The plan only works if you watch the trend and adjust. Log what you eat and weigh in a few times a week. The Velpa app keeps your weight and steps in one private place, so you can see how closely your real results track the estimate and shift your intake by 100 to 200 kcal when they do not.
Frequently asked questions
- How many calories should I eat a day?
- That depends on your size, age, sex, how much you move and what you want the scale to do. The tool above turns those inputs into one daily intake number. To hold your weight you eat at your maintenance level. To shed fat you eat under it. To add size you eat over it. A 30-year-old man at 80 kg and 180 cm who trains a few days a week and wants steady loss lands on 2,259 kcal a day.
- What calorie intake do I need to lose weight?

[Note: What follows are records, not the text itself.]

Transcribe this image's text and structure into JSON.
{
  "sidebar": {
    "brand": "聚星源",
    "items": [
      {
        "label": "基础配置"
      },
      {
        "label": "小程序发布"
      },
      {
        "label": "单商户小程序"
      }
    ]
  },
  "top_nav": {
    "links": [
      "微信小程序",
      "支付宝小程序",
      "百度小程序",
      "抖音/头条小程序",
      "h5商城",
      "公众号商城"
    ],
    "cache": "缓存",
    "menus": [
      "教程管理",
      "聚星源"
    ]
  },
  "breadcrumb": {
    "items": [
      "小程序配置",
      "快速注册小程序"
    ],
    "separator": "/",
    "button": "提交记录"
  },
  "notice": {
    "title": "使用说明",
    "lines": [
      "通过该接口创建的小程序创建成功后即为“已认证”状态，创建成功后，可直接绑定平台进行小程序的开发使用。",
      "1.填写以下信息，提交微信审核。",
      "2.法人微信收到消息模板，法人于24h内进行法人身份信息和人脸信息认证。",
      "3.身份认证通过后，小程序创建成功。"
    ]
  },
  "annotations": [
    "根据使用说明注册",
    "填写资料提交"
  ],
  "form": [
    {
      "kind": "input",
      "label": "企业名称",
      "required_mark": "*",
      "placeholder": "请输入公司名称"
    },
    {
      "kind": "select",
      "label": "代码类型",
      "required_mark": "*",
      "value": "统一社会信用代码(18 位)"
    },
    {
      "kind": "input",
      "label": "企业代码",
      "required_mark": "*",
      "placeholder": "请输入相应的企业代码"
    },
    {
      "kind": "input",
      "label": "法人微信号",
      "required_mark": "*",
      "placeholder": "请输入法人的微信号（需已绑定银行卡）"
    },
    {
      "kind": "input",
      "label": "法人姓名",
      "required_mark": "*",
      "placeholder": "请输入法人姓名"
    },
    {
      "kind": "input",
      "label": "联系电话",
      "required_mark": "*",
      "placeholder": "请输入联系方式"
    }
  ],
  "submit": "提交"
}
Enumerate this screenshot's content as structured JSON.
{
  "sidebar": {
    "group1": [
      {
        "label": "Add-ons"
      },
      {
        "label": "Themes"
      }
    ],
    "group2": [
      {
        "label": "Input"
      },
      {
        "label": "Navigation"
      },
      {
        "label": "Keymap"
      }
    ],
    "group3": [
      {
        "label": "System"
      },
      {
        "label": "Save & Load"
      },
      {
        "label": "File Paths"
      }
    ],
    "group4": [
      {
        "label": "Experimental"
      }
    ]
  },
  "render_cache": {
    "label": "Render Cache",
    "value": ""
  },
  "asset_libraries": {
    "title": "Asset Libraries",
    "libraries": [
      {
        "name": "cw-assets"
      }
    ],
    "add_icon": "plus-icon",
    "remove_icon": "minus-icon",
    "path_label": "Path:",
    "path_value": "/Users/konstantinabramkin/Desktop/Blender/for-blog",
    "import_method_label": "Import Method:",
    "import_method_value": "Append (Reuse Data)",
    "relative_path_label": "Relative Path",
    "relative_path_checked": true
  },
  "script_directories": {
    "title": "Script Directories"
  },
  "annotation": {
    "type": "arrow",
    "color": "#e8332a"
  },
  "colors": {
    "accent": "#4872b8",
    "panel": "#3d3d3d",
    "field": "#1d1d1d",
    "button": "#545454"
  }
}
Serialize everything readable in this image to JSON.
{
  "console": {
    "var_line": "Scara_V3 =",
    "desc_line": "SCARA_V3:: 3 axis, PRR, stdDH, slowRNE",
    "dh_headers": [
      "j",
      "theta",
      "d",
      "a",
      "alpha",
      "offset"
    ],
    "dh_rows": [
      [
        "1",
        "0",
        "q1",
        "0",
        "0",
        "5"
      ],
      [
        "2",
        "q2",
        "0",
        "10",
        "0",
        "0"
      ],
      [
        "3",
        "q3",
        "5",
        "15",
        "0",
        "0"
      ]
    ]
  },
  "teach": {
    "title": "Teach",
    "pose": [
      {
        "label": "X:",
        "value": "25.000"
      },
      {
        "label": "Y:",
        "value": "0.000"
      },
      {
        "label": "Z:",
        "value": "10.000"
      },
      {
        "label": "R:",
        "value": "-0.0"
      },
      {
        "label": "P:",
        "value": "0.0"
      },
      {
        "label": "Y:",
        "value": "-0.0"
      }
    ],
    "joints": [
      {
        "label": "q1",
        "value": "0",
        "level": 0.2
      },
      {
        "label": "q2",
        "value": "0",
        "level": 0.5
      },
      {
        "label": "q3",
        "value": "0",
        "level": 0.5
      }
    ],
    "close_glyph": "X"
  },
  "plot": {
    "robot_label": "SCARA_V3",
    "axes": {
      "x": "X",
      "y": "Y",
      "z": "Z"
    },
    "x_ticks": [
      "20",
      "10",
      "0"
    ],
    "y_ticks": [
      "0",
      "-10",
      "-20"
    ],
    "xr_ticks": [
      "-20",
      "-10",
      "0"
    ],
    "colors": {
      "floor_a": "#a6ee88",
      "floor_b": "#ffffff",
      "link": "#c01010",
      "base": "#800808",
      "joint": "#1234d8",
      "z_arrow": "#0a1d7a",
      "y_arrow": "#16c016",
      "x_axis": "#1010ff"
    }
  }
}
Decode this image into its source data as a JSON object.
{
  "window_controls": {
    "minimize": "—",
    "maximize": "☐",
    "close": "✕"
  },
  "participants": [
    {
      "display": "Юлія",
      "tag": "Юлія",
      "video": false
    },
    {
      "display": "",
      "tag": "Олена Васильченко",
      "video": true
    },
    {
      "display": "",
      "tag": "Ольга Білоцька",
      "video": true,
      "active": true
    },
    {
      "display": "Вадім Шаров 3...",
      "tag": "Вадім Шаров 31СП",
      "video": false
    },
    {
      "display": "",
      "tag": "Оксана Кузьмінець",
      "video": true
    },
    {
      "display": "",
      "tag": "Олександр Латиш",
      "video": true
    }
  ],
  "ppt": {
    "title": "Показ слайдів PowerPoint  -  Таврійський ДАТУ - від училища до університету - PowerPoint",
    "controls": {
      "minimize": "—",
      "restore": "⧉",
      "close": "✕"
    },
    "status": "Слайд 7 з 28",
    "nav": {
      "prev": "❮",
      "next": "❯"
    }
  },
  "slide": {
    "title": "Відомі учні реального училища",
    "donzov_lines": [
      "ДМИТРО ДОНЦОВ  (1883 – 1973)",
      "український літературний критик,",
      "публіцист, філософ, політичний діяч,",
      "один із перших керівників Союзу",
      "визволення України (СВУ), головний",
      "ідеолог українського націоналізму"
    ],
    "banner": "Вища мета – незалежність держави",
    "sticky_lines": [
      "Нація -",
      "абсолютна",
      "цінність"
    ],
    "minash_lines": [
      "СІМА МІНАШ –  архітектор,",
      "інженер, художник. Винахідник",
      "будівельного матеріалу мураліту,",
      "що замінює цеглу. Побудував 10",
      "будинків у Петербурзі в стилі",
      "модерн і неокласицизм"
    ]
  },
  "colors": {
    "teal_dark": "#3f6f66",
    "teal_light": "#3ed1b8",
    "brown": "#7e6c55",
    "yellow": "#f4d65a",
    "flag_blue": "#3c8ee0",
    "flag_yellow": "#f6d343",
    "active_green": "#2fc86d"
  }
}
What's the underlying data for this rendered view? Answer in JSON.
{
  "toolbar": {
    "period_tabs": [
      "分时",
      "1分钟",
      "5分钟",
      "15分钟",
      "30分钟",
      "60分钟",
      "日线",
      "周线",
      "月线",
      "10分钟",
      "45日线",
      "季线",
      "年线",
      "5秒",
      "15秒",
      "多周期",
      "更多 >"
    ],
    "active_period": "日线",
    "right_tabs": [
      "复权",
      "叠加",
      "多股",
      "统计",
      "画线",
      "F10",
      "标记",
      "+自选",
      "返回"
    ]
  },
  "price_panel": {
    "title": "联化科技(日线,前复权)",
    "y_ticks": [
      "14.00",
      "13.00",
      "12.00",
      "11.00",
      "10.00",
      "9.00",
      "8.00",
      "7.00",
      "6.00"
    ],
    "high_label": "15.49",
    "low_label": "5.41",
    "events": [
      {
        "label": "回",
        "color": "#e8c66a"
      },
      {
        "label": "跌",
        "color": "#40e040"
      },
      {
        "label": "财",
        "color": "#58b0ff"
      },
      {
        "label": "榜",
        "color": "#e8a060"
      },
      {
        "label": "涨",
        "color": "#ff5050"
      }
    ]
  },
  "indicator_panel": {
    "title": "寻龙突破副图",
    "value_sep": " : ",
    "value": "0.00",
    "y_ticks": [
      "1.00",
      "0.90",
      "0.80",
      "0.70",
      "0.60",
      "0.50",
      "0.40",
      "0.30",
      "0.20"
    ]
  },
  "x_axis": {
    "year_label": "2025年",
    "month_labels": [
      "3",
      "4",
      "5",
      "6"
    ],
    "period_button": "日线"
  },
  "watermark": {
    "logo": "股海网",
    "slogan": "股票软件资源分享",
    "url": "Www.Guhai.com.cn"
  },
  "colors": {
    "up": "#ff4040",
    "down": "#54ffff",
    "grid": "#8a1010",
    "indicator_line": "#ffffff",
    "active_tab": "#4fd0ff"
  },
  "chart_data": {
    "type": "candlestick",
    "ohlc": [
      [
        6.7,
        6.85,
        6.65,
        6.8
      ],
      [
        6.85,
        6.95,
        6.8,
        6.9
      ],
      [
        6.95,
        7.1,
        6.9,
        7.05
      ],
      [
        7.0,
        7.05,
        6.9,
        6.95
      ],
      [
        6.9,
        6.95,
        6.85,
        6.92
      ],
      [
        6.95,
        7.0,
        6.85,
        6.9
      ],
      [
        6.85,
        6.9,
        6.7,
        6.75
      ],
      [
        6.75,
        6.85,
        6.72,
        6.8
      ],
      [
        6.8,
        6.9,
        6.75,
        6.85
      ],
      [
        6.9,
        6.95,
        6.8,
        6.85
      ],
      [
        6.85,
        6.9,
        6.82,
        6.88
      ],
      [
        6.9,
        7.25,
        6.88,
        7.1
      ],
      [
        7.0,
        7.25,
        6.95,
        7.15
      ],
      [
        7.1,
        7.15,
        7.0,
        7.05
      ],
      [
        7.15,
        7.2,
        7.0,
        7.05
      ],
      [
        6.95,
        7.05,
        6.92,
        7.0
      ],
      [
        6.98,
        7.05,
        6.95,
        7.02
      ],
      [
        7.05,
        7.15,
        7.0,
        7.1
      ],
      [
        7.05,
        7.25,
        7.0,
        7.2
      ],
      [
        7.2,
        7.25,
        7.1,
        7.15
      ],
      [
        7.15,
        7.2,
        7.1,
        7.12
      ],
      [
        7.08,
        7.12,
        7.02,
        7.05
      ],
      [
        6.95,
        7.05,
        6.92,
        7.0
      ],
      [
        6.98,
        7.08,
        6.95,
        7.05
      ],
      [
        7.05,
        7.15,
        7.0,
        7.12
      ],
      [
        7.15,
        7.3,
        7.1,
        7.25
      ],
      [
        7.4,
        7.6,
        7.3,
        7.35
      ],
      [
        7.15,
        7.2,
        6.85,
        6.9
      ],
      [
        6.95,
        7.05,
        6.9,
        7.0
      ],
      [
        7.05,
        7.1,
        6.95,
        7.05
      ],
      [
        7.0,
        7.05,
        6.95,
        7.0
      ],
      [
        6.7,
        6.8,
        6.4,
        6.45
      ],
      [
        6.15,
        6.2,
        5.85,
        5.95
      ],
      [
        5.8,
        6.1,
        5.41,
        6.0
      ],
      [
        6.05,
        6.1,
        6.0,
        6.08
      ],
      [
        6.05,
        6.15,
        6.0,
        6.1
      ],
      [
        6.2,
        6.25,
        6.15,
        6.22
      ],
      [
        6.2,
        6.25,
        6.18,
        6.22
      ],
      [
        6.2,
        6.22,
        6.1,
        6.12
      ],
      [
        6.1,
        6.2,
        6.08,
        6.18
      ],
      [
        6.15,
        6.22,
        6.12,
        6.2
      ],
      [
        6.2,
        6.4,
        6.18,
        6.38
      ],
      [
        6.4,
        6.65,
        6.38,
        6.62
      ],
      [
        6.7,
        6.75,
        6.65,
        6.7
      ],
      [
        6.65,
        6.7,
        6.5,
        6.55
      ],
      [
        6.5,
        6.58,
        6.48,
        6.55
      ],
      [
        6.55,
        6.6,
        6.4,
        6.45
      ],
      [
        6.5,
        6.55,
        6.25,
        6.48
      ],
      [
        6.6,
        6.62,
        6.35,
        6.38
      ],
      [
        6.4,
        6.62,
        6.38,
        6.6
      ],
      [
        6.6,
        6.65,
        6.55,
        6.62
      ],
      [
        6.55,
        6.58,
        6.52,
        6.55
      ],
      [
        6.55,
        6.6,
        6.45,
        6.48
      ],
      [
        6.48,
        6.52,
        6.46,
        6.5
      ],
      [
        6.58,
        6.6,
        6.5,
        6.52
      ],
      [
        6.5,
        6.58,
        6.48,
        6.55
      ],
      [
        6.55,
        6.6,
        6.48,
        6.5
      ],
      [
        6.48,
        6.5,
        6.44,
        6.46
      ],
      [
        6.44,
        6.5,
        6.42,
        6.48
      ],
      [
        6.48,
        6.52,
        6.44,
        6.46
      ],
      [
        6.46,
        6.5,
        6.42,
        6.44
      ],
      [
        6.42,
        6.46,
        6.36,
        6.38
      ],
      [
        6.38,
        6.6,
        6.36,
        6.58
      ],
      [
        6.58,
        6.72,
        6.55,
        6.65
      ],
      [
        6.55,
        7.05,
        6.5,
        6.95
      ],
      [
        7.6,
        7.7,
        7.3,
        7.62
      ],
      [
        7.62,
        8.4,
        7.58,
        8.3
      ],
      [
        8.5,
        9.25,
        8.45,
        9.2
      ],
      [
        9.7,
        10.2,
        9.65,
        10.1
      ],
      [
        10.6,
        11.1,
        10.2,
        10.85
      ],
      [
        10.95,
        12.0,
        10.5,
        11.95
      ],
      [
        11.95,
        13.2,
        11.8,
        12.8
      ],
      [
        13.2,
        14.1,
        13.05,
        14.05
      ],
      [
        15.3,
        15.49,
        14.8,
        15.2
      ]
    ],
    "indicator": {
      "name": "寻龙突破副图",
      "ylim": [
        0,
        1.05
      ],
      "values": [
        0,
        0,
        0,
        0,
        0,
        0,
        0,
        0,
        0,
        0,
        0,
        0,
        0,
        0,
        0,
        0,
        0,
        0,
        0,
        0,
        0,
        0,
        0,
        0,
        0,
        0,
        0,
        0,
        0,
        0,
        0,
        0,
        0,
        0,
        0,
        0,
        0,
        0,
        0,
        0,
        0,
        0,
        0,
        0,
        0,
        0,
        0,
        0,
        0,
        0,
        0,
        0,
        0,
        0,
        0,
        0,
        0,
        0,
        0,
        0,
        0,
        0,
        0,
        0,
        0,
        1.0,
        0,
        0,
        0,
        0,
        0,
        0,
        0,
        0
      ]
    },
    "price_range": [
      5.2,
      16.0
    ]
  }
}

- Pick a lose goal and the tool drops your intake 250 or 500 kcal below maintenance. The 500 kcal cut takes about 0.45 kg (1 lb) off per week. Keep the gentle 250 kcal cut if you want food to feel less tight day to day. Intake never falls under 1,500 kcal for men or 1,200 kcal for women, so you keep enough food to stay full and fed.
- How do I set a calorie intake I can stick to?
- Choose the smallest cut or surplus that still moves the scale. A gentle 250 kcal change leaves more room on your plate than a steep one, so you are less likely to quit by week three. Build meals around protein and fiber, keep a couple of foods you actually look forward to, and let the trend over two weeks tell you if the number is right.
- Does the type of food matter or just the calorie count?
- For weight change, total intake is what moves the scale. For how you feel and what you keep, the food behind the number matters a lot. Protein holds onto muscle while you cut and keeps hunger down. Fiber from vegetables and whole grains fills you up for fewer calories. The same 2,000 kcal of whole food and of soda will land very differently on your appetite.
- How do I know my intake number is working?
- Eat close to the target most days and weigh yourself a few times a week. Look at the two-week trend, not a single morning. If the scale is flat when you wanted loss, trim intake by 100 to 200 kcal. If you are dropping faster than 1 percent of body weight a week, add a little food back. The estimate gets you started; your own data fine-tunes it.